Set on high ground near the southern end of the Farthing Downs, the present Church of StPeter and St Paul, Chaldon dates from the late 10th or early 11th century, although an earlier church, probably of timber construction is recorded in a charter dated 727 AD.
The nave is of typically Saxon proportions, and the west wall, built traditionally of flint rubble, is original. At the other end of the nave, the chancel arch wall is also possibly Saxon.
The chancel of St Peter and St Paul is shown in the first picture below. The east window is Gothic Decorated and was re-glazed in 1869. The three stained glass sections depict the Nativity, Crucifixion and Ascension. To the left (north) of the altar is an Easter sepulchre recess, and next to this a Renaissance wall tablet made of local Merstham stone, dated 1562.
By far the most impressive item in the church is the wall painting which covers a large section of the west wall. Dating from c1170, this famous mural is the earliest known English wall painting, and is without equal in Europe, possibly in the whole Christian world.
‘The Ladder of Salvation of the Human Soul’ and ‘Purgatory and Hell’, is considered in detail below.
To make the Chaldon Ladder easier to describe, it is shown below divided into four, starting at the lower quadrant to the left of the ladder, ‘reading’ across below the central band, and then repeating this from the left above the centre.
The lower half of the mural represents Hell where the Seven Deadly Sins are punished.
Far left, below a large devil’s arm, are three naked souls, walking leisurely over a beast lying on its back and biting at their feet. This represents the first of the Sins, Sloth. Next is a cauldron with souls being tortured. One soul is seen falling into the caldron, while another to the right of the caldron is holding a bottle of wine, and represents Gluttony. The third sin, Pride, is next to be depicted by the two small figures at the bottom between the large devils. On the right of the two is a woman with her hand being gripped by the small devil. This is assumed to show that the devil is indicating the woman’s pride in a ring she is wearing. Immediately above these two are two more figures, apparently fighting over possession of an indistinct object, and therefore representing the fourth sin, Anger. At the centre of the lower half, the Ladder of Souls is
shown with souls trying, unsuccessfully to climb up.
Above, the fifth sin, Lust, is next represented by a man and woman embracing, but being constrained by a devil. Then comes a depiction of a man sitting astride a fire, with a money pouch hanging around his neck. He is being forced by two devils to count coins pouring from his mouth, this depicting Avarice. Finally, to the right of this, and representing the seventh sin, Envy, are two souls, one appearing to be envious of the other’s youth. The last item on the lower half is the ‘source of all evil’, the Tree of the Knowledge of Good and Evil, with a serpent in its upper branches.

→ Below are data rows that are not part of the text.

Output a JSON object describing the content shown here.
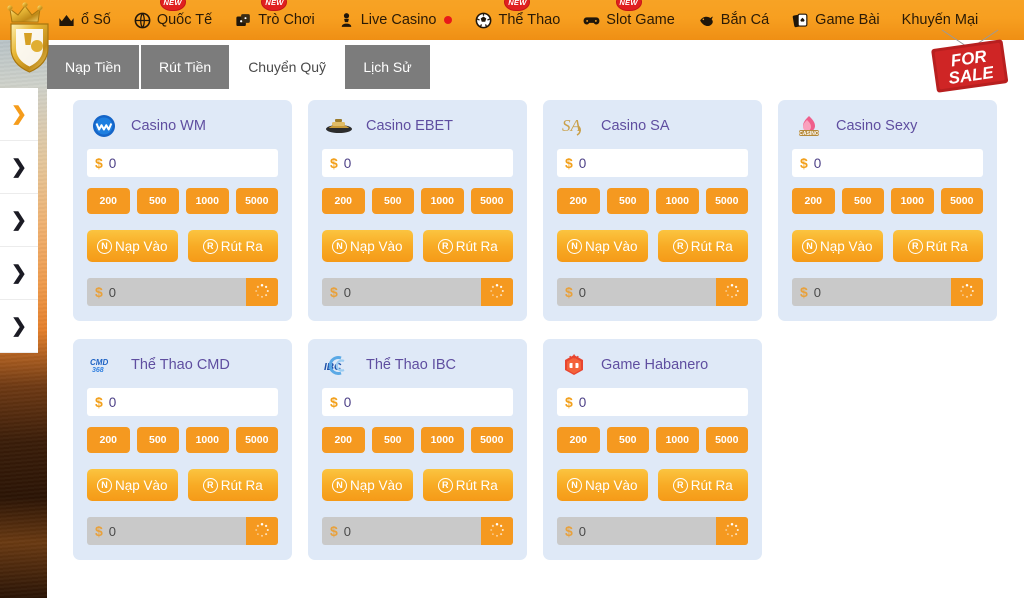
{
  "brand": {
    "logo_icon": "crown-shield-logo"
  },
  "topnav": {
    "items": [
      {
        "label": "ổ Số",
        "icon": "crown-lottery-icon",
        "new": false,
        "live": false
      },
      {
        "label": "Quốc Tế",
        "icon": "globe-international-icon",
        "new": true,
        "live": false
      },
      {
        "label": "Trò Chơi",
        "icon": "dice-games-icon",
        "new": true,
        "live": false
      },
      {
        "label": "Live Casino",
        "icon": "chess-pawn-icon",
        "new": false,
        "live": true
      },
      {
        "label": "Thể Thao",
        "icon": "soccer-ball-icon",
        "new": true,
        "live": false
      },
      {
        "label": "Slot Game",
        "icon": "gamepad-icon",
        "new": true,
        "live": false
      },
      {
        "label": "Bắn Cá",
        "icon": "fish-icon",
        "new": false,
        "live": false
      },
      {
        "label": "Game Bài",
        "icon": "playing-cards-icon",
        "new": false,
        "live": false
      },
      {
        "label": "Khuyến Mại",
        "icon": "",
        "new": false,
        "live": false
      }
    ],
    "new_badge_text": "NEW"
  },
  "tabs": [
    {
      "label": "Nạp Tiền",
      "active": false
    },
    {
      "label": "Rút Tiền",
      "active": false
    },
    {
      "label": "Chuyển Quỹ",
      "active": true
    },
    {
      "label": "Lịch Sử",
      "active": false
    }
  ],
  "sidebar": {
    "arrows": [
      {
        "icon": "chevron-right-icon",
        "accent": true
      },
      {
        "icon": "chevron-right-icon",
        "accent": false
      },
      {
        "icon": "chevron-right-icon",
        "accent": false
      },
      {
        "icon": "chevron-right-icon",
        "accent": false
      },
      {
        "icon": "chevron-right-icon",
        "accent": false
      }
    ]
  },
  "for_sale_sign": {
    "line1": "FOR",
    "line2": "SALE"
  },
  "card_common": {
    "currency_symbol": "$",
    "input_value": "0",
    "input_placeholder": "0",
    "quick_amounts": [
      "200",
      "500",
      "1000",
      "5000"
    ],
    "deposit_label": "Nạp Vào",
    "deposit_icon_letter": "N",
    "withdraw_label": "Rút Ra",
    "withdraw_icon_letter": "R",
    "balance_value": "0",
    "refresh_icon": "refresh-spinner-icon"
  },
  "colors": {
    "nav_orange": "#f79f20",
    "accent_orange": "#f59920",
    "card_bg": "#dfe9f7",
    "title_purple": "#5f4ea0",
    "tab_grey": "#7c7c7c"
  },
  "cards": [
    {
      "title": "Casino WM",
      "logo": "wm-logo-icon"
    },
    {
      "title": "Casino EBET",
      "logo": "ebet-logo-icon"
    },
    {
      "title": "Casino SA",
      "logo": "sa-logo-icon"
    },
    {
      "title": "Casino Sexy",
      "logo": "sexy-logo-icon"
    },
    {
      "title": "Thể Thao CMD",
      "logo": "cmd-logo-icon"
    },
    {
      "title": "Thể Thao IBC",
      "logo": "ibc-logo-icon"
    },
    {
      "title": "Game Habanero",
      "logo": "habanero-logo-icon"
    }
  ]
}
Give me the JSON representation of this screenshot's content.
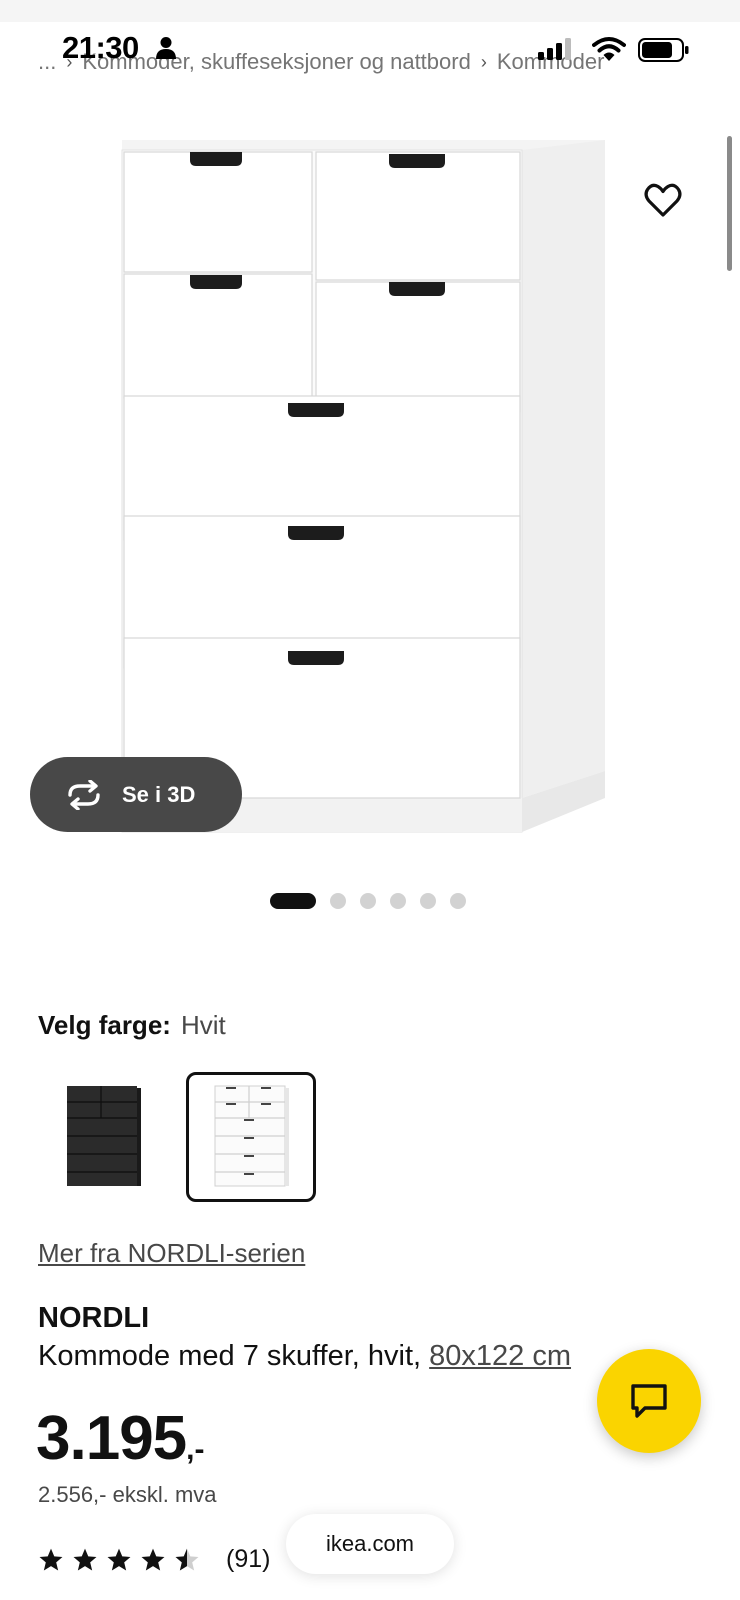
{
  "status_bar": {
    "time": "21:30"
  },
  "breadcrumb": {
    "ellipsis": "...",
    "items": [
      "Kommoder, skuffeseksjoner og nattbord",
      "Kommoder"
    ]
  },
  "gallery": {
    "view_3d_label": "Se i 3D",
    "image_count": 6,
    "active_index": 0
  },
  "color_picker": {
    "label": "Velg farge:",
    "selected": "Hvit",
    "options": [
      "svart",
      "hvit"
    ]
  },
  "series_link": "Mer fra NORDLI-serien",
  "product": {
    "name": "NORDLI",
    "description": "Kommode med 7 skuffer, hvit,",
    "size": "80x122 cm"
  },
  "price": {
    "integer": "3.195",
    "decimal": ",-",
    "ex_vat": "2.556,- ekskl. mva"
  },
  "rating": {
    "value": 4.5,
    "count": "(91)"
  },
  "browser": {
    "url": "ikea.com"
  },
  "colors": {
    "accent_yellow": "#fad400",
    "dark_button": "#484848",
    "text": "#111111"
  }
}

Above the central band of the mural are happier scenes with souls progressing up the Purgatory Ladder towards Heaven.
The far left of the painting is damaged here, but the scene is clearly that of St Michael weighing souls, a theme often encountered in other wall paintings and in stained glass. A large devil can be seen trying to weigh down one side of the scales as a soul climbs onto the other side. To the right of St Michael are three saved souls being shown to the upper part of the Ladder by another angel. These are perhaps meant to represent the three Marys who visited the tomb of Jesus, named in the gospel of Mark as Mary Magdalene, Mary Mother of Jesus and Mary Salome. Above these another angel is flying with a saved soul in her arms.
The lower section of the top right quadrant depicts the Harrowing of Hell. A large devil lies with arms bound, on top of a giant ‘worm’, and is held down by Christ with a vexillum (Roman banner staff) whilst the creature attacks the devil with its beak. A line of redeemed souls are escaping from the flames of hell and are walking up towards Christ’s outstretched hand. Two more angels, one flying and the other standing by the Ladder, are both depicted with scrolls, to welcome the saved souls.